Extensive tumor invasion of draining LNs can alter or completely block normal lymphatic fluid passage, leading to changes of lymphatic drainage pathways and altered integrity of the lymphatic vasculature that can aid in the formation of local and secondary metastases. It has been postulated that tumor blockage of lymphatic drainage prevents inflow of lymph fluid into the draining LNs thus resulting in change of normal lymphatic drainage pathways (Leijte et al., 2009
). Although palpation may be an inaccurate technique tostage lymph node involvement in this study, it is the clinical standard as intraoperative palpation of suspicious LNs may reduce false negative rates of sentinel LNs in patients with breast cancer (Choi et al., 2008
). In fact, all suspicious metastatic LNs at 2 and 3 weeks post implantation were swollen and hard. For longitudinal imaging, tissue samples could not be collected at 2 weeks p.i. and hence palpation was the measure utilized. Nonetheless, based upon our technical studies of NIR fluorescence imaging presented herein, in vivo
NIR lymphatic imaging demonstrates transient changes in overall lymphatic function and architecture in response to tumor growth and metastasis. In these studies, it is noteworthy that the lymphatic flow indicated by ICG may not mimic migration of tumor cells to the draining basins, since ICG was intradermally injected into distant sites from the primary tumor (i.e., ~3cm from the tip of the tail in a tail tumor model and the base of the tail in a hindlimb tumor model). Yet it has been reported that all SLNs detected with injection of a mapping agent at the tumor site in melanoma patients were also visible with distant injection (Rettenbacher et al., 2001
). Therefore, functional NIR lymphatic imaging may potentially provide a better prognostic means to determine LN metastasis on the basis of architectural and functional changes. Whether images of either tumor model (i.e., tail and hindlimb tumor models) demonstrate lymphangiogenesis, the normal biological processes of co-opting otherwise non-functional lymphatic vessels in response to edema or elevated interstitial pressures, or a combination of both, requires further longitudinal imaging studies to understand the temporal relationship of key signaling molecules and receptors, cancer status of draining LNs, and alterations in lymphatic function and structure visualized in these feasibility studies.

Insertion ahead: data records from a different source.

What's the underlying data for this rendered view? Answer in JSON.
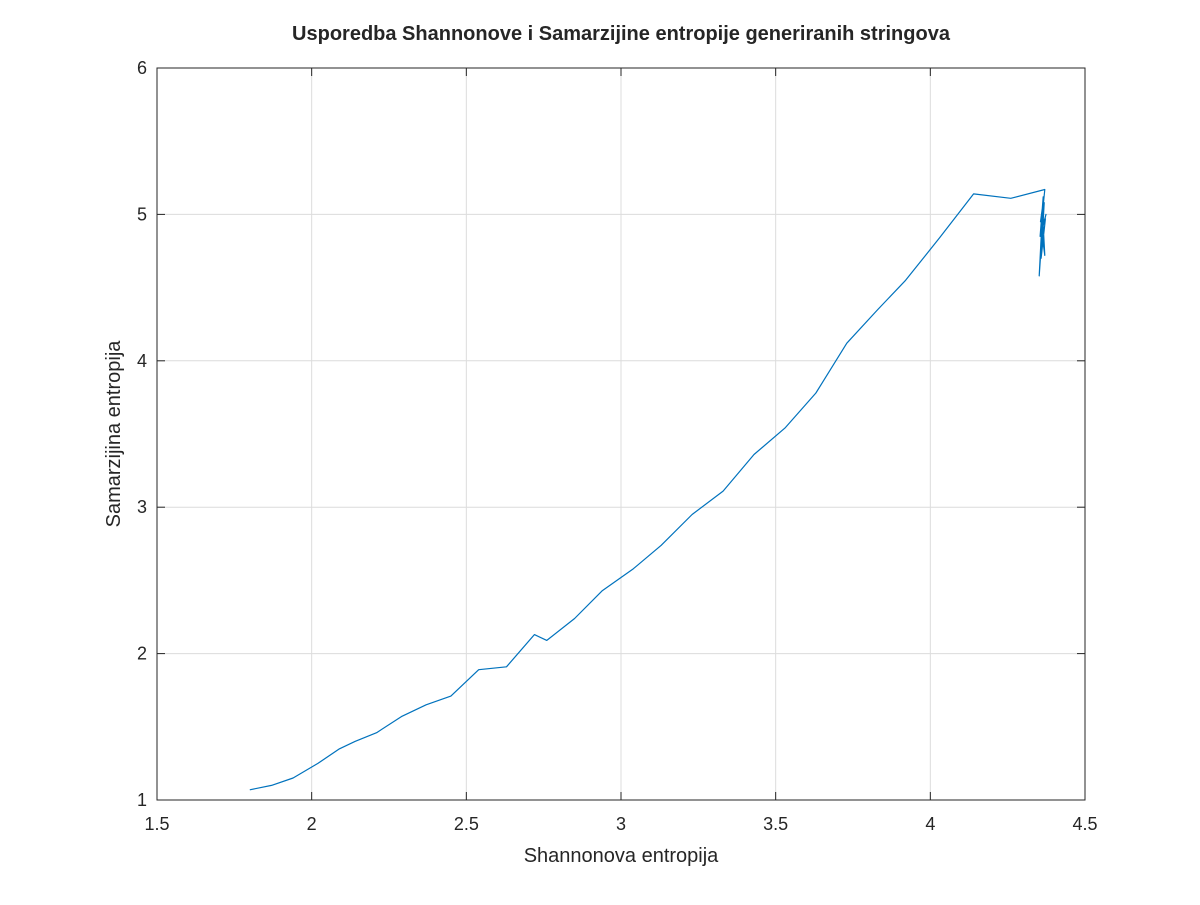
{
  "colors": {
    "background": "#ffffff",
    "axes": "#262626",
    "grid": "#dcdcdc",
    "line": "#0072bd"
  },
  "chart_data": {
    "type": "line",
    "title": "Usporedba Shannonove i Samarzijine entropije generiranih stringova",
    "xlabel": "Shannonova entropija",
    "ylabel": "Samarzijina entropija",
    "xlim": [
      1.5,
      4.5
    ],
    "ylim": [
      1,
      6
    ],
    "xticks": [
      1.5,
      2,
      2.5,
      3,
      3.5,
      4,
      4.5
    ],
    "xtick_labels": [
      "1.5",
      "2",
      "2.5",
      "3",
      "3.5",
      "4",
      "4.5"
    ],
    "yticks": [
      1,
      2,
      3,
      4,
      5,
      6
    ],
    "ytick_labels": [
      "1",
      "2",
      "3",
      "4",
      "5",
      "6"
    ],
    "grid": true,
    "legend": "none",
    "series": [
      {
        "x": [
          1.8,
          1.87,
          1.94,
          2.02,
          2.09,
          2.14,
          2.21,
          2.29,
          2.37,
          2.45,
          2.54,
          2.63,
          2.72,
          2.76,
          2.85,
          2.94,
          3.04,
          3.13,
          3.23,
          3.33,
          3.43,
          3.53,
          3.63,
          3.73,
          3.83,
          3.92,
          4.03,
          4.14,
          4.26,
          4.37,
          4.355,
          4.365,
          4.352,
          4.368,
          4.358,
          4.372,
          4.356,
          4.362,
          4.37,
          4.36,
          4.374,
          4.365
        ],
        "y": [
          1.07,
          1.1,
          1.15,
          1.25,
          1.35,
          1.4,
          1.46,
          1.57,
          1.65,
          1.71,
          1.89,
          1.91,
          2.13,
          2.09,
          2.24,
          2.43,
          2.58,
          2.74,
          2.95,
          3.11,
          3.36,
          3.54,
          3.78,
          4.12,
          4.35,
          4.55,
          4.84,
          5.14,
          5.11,
          5.17,
          4.85,
          5.12,
          4.58,
          5.08,
          4.7,
          4.97,
          4.95,
          5.04,
          4.72,
          4.88,
          5.0,
          4.93
        ]
      }
    ]
  }
}
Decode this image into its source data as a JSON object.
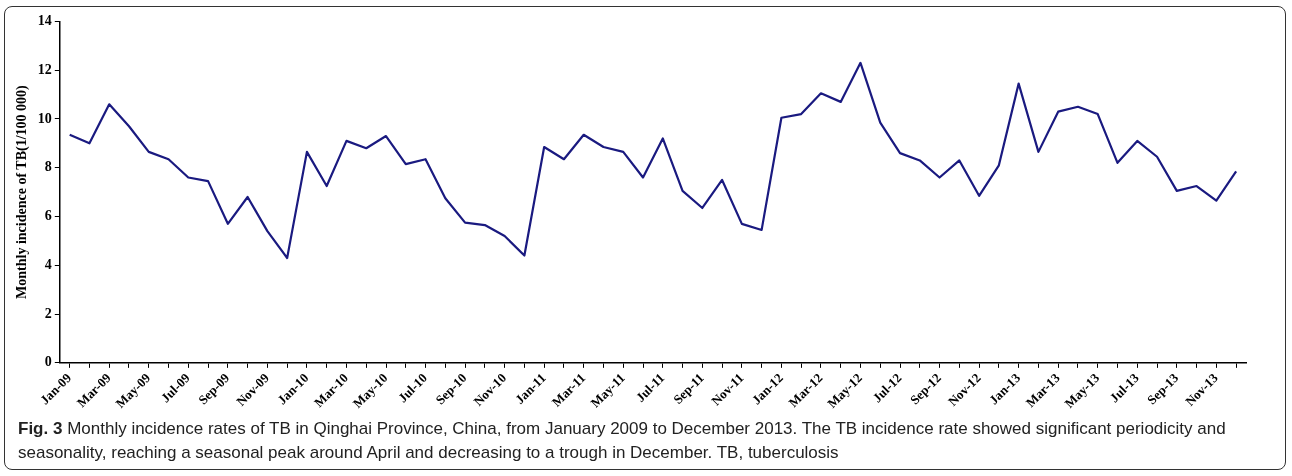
{
  "chart_data": {
    "type": "line",
    "ylabel": "Monthly incidence of TB(1/100 000)",
    "categories": [
      "Jan-09",
      null,
      "Mar-09",
      null,
      "May-09",
      null,
      "Jul-09",
      null,
      "Sep-09",
      null,
      "Nov-09",
      null,
      "Jan-10",
      null,
      "Mar-10",
      null,
      "May-10",
      null,
      "Jul-10",
      null,
      "Sep-10",
      null,
      "Nov-10",
      null,
      "Jan-11",
      null,
      "Mar-11",
      null,
      "May-11",
      null,
      "Jul-11",
      null,
      "Sep-11",
      null,
      "Nov-11",
      null,
      "Jan-12",
      null,
      "Mar-12",
      null,
      "May-12",
      null,
      "Jul-12",
      null,
      "Sep-12",
      null,
      "Nov-12",
      null,
      "Jan-13",
      null,
      "Mar-13",
      null,
      "May-13",
      null,
      "Jul-13",
      null,
      "Sep-13",
      null,
      "Nov-13",
      null
    ],
    "series": [
      {
        "color": "#1a1a80",
        "values": [
          9.35,
          9.0,
          10.6,
          9.7,
          8.65,
          8.35,
          7.6,
          7.45,
          5.7,
          6.8,
          5.4,
          4.3,
          8.65,
          7.25,
          9.1,
          8.8,
          9.3,
          8.15,
          8.35,
          6.75,
          5.75,
          5.65,
          5.2,
          4.4,
          8.85,
          8.35,
          9.35,
          8.85,
          8.65,
          7.6,
          9.2,
          7.05,
          6.35,
          7.5,
          5.7,
          5.45,
          10.05,
          10.2,
          11.05,
          10.7,
          12.3,
          9.85,
          8.6,
          8.3,
          7.6,
          8.3,
          6.85,
          8.1,
          11.45,
          8.65,
          10.3,
          10.5,
          10.2,
          8.2,
          9.1,
          8.45,
          7.05,
          7.25,
          6.65,
          7.85
        ]
      }
    ],
    "ylim": [
      0,
      14
    ],
    "yticks": [
      0,
      2,
      4,
      6,
      8,
      10,
      12,
      14
    ],
    "grid": false,
    "legend": false,
    "marker": "none",
    "line_style": "solid",
    "annotations": [
      "Fig. 3 Monthly incidence rates of TB in Qinghai Province, China, from January 2009 to December 2013. The TB incidence rate showed significant periodicity and seasonality, reaching a seasonal peak around April and decreasing to a trough in December. TB, tuberculosis"
    ]
  }
}
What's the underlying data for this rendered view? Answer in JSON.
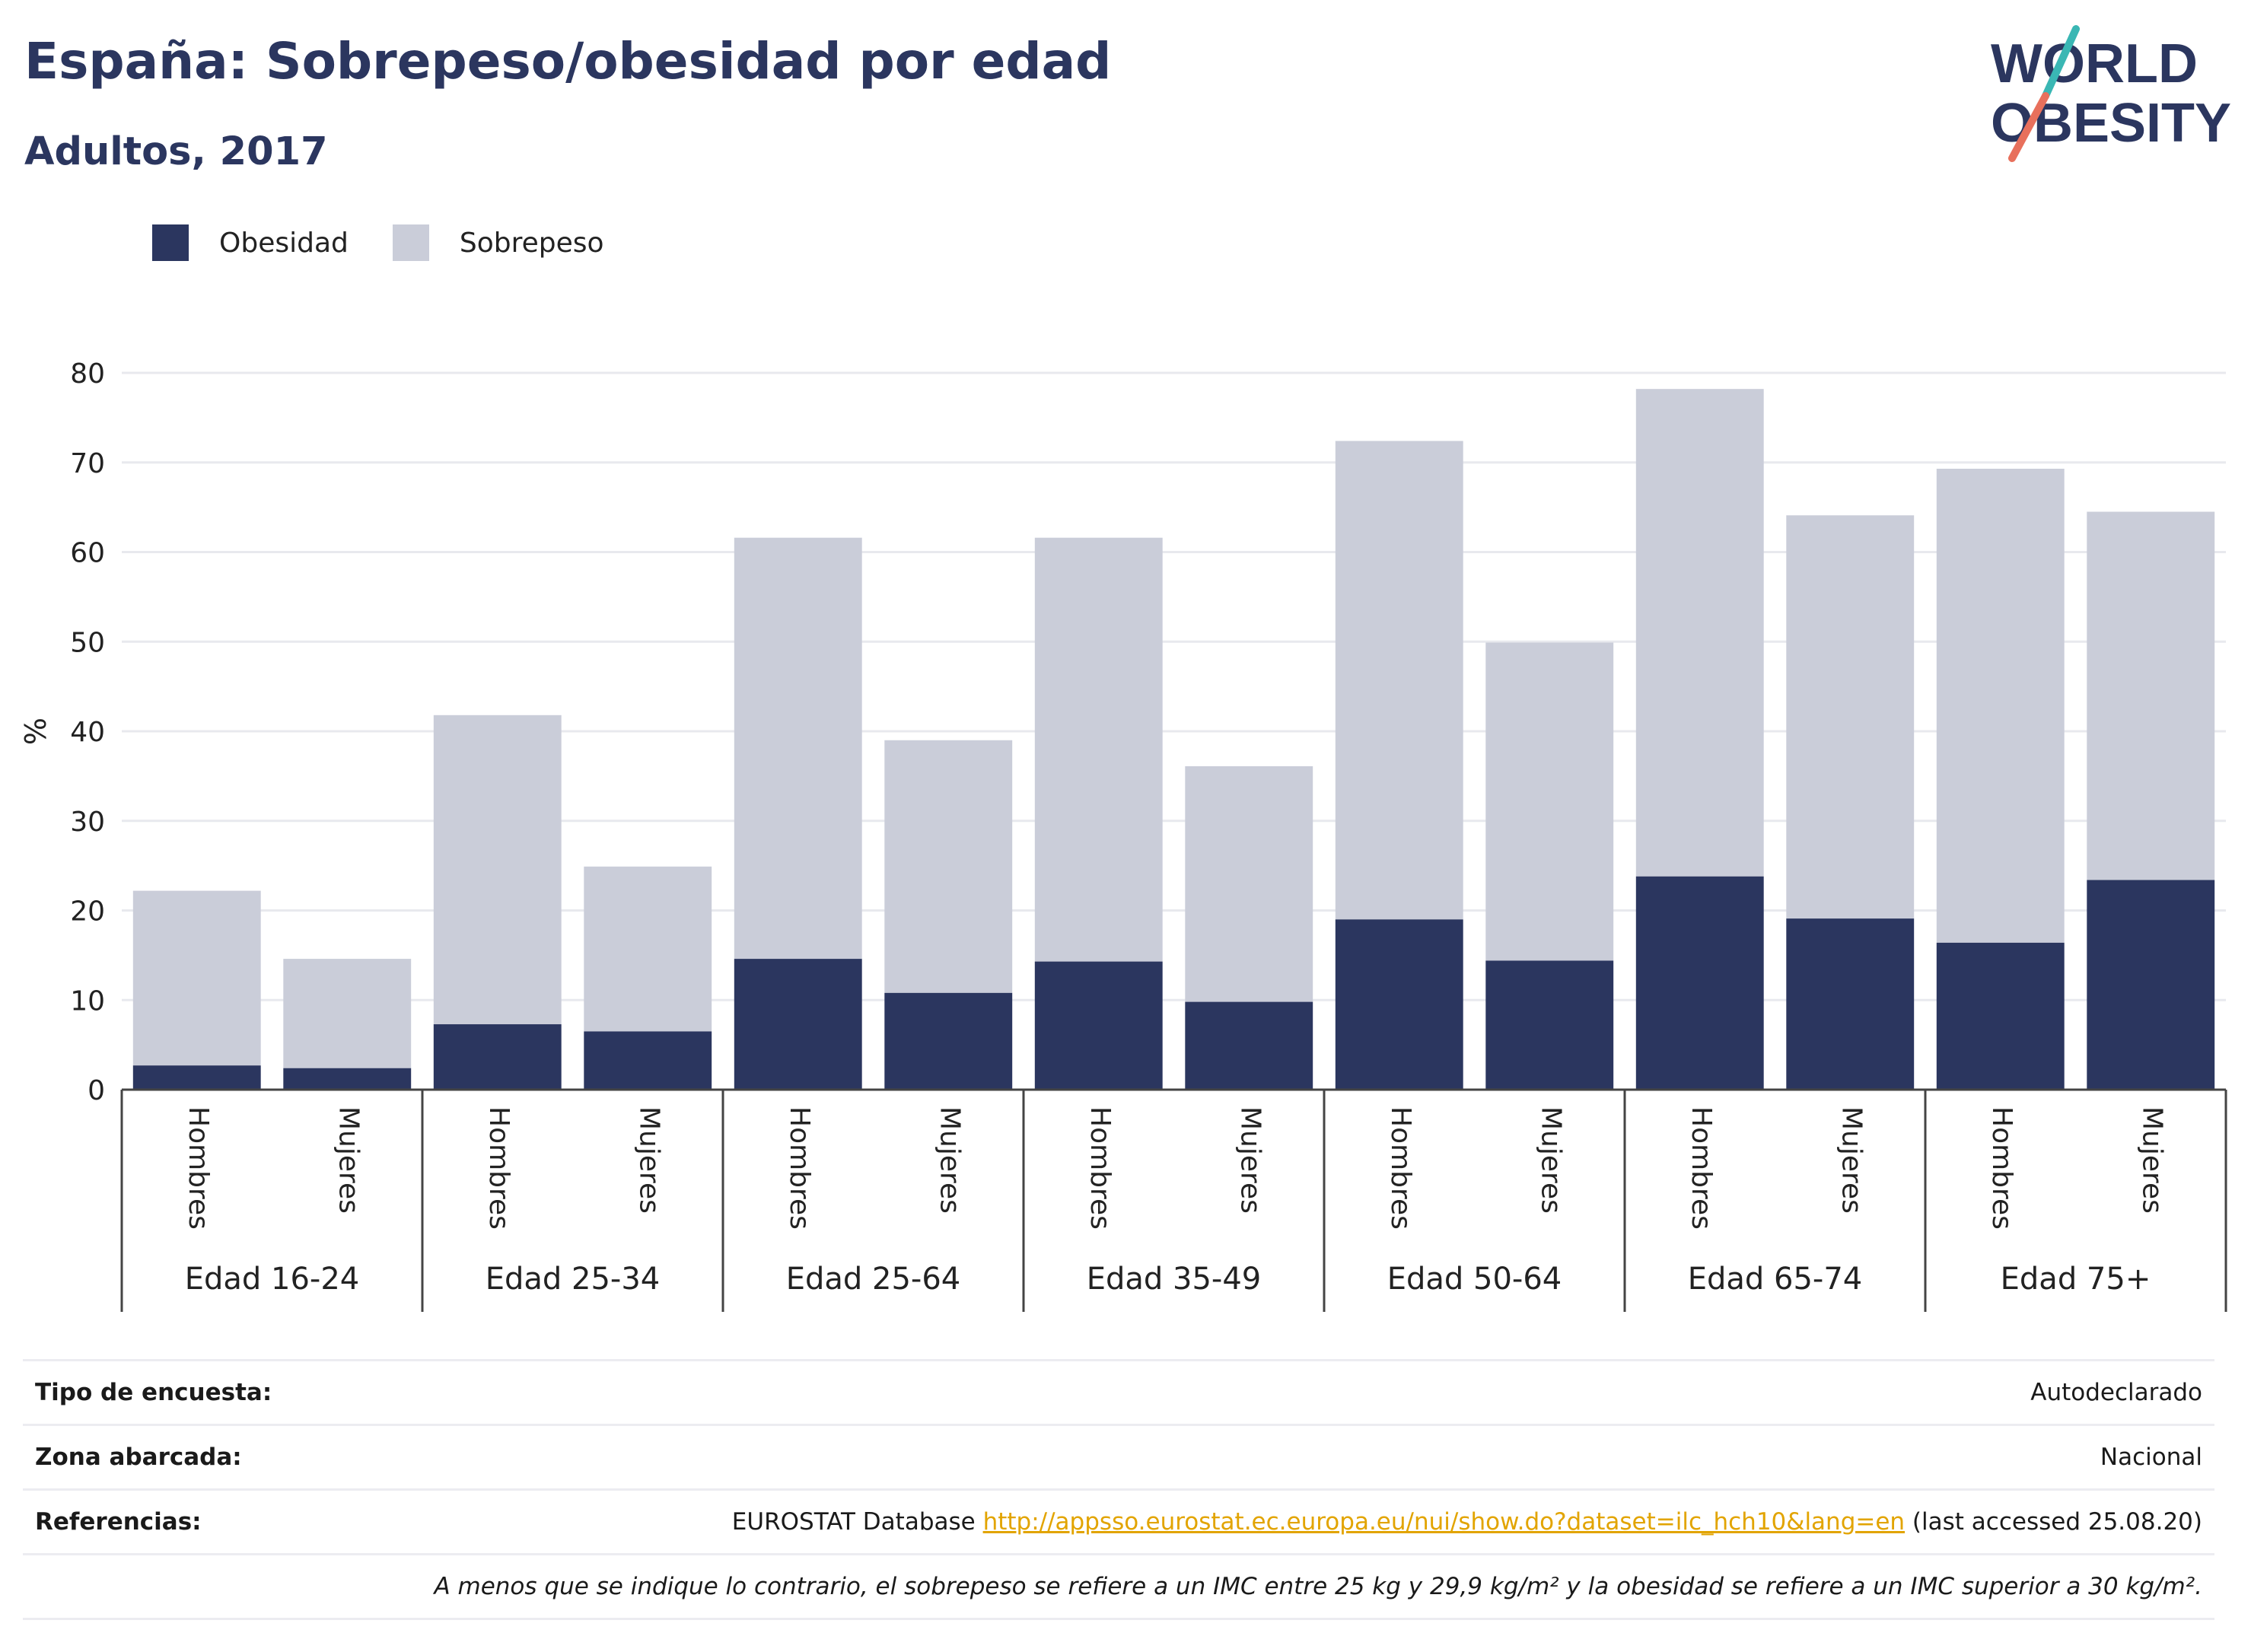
{
  "header": {
    "title": "España: Sobrepeso/obesidad por edad",
    "subtitle": "Adultos, 2017"
  },
  "logo": {
    "line1": "WORLD",
    "line2": "OBESITY"
  },
  "colors": {
    "obesidad": "#2b365f",
    "sobrepeso": "#cacdd9",
    "accent_teal": "#3ab7b4",
    "accent_red": "#e8705c"
  },
  "chart_data": {
    "type": "bar",
    "stacked": true,
    "title": "",
    "ylabel": "%",
    "xlabel": "",
    "ylim": [
      0,
      80
    ],
    "yticks": [
      0,
      10,
      20,
      30,
      40,
      50,
      60,
      70,
      80
    ],
    "legend_position": "top-left",
    "grid": true,
    "groups": [
      "Edad 16-24",
      "Edad 25-34",
      "Edad 25-64",
      "Edad 35-49",
      "Edad 50-64",
      "Edad 65-74",
      "Edad 75+"
    ],
    "sub_categories": [
      "Hombres",
      "Mujeres"
    ],
    "series": [
      {
        "name": "Obesidad",
        "values": [
          2.7,
          2.4,
          7.3,
          6.5,
          14.6,
          10.8,
          14.3,
          9.8,
          19.0,
          14.4,
          23.8,
          19.1,
          16.4,
          23.4
        ]
      },
      {
        "name": "Sobrepeso",
        "values": [
          19.5,
          12.2,
          34.5,
          18.4,
          47.0,
          28.2,
          47.3,
          26.3,
          53.4,
          35.5,
          54.4,
          45.0,
          52.9,
          41.1
        ]
      }
    ]
  },
  "info": {
    "survey_label": "Tipo de encuesta:",
    "survey_value": "Autodeclarado",
    "area_label": "Zona abarcada:",
    "area_value": "Nacional",
    "refs_label": "Referencias:",
    "refs_prefix": "EUROSTAT Database ",
    "refs_link": "http://appsso.eurostat.ec.europa.eu/nui/show.do?dataset=ilc_hch10&lang=en",
    "refs_suffix": " (last accessed 25.08.20)",
    "note": "A menos que se indique lo contrario, el sobrepeso se refiere a un IMC entre 25 kg y 29,9 kg/m² y la obesidad se refiere a un IMC superior a 30 kg/m²."
  }
}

In other studies from our laboratory (Rasmussen et al., 2009
), we have employed NIR fluorescence imaging to visualize lymphatic function and architecture in normal human subjects as well as aberrant dysfunction and architecture in subjects who have undergone nodal staging surgery and/or suffer from lymphatic disorders. Whether the functional and architectural changes reported herein and in our previously reported human studies occur in the regional lymphatics of patients with metastatic disease remains to be answered in ongoing work. Nonetheless, the animal work presented herein provides preclinical evidence for the use of NIR fluorescence imaging for evaluating the lymphatic response for possible clinical cancer diagnostics as well as for further study to understand the role of the lymphatics in cancer progression and immune responses to tumors.